The results were published in the prestigious scientific journal, Nature, in September 2017. Mice were genetically engineered to produce a human form of tau that is particularly prone to tangle formation. The mice were then treated with one of three forms of the APOE gene. Those carrying the APOE4 variant showed the greatest quantity of tau tangles and the most shrinkage in brain regions, important for memory, compared to mice treated with the other APOE variants or to mice lacking the APOE gene altogether. 

In the next phase, Bu and Holtzman tested the impact of APOE on inflammation by combining immune cells extracted from the brain tissue of APOE4 mice with neurons containing human tau in a petri dish. The APOE4 variant unleashed a large immune response that appeared to lead to widespread neuronal damage and death.
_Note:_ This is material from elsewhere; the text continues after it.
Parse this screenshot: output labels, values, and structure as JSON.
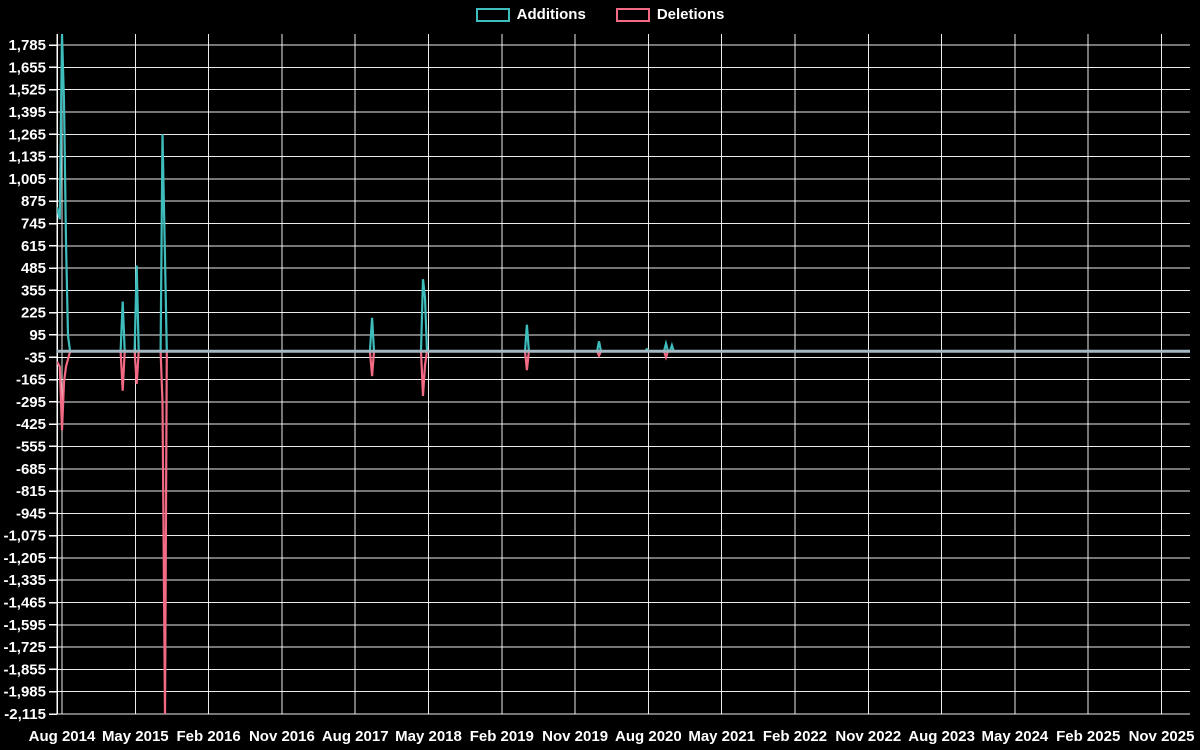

Holtzman is encouraged by the implications of his results: “Because tau tangles do not appear in substantial numbers until after amyloid plaques are already present, and because they are a good indicator of the amount of brain pathology and cognitive impairment, you can theoretically treat patients with an APOE therapy and still have a big effect after symptoms of Alzheimer’s disease symptoms emerge.” 

What does this mean for Alzheimer’s disease?
APOE plays a role in each of the three pillars of Alzheimer’s disease—amyloid, tau and inflammation. Because APOE4 amplified deleterious effects on nerve connection swelling, tau tangle formation and inflammation, and because these three pathologies all follow amyloid deposition, it means that APOE therapies could potentially be administered effectively across a wide timeframe in the disease course and still pack a powerful punch.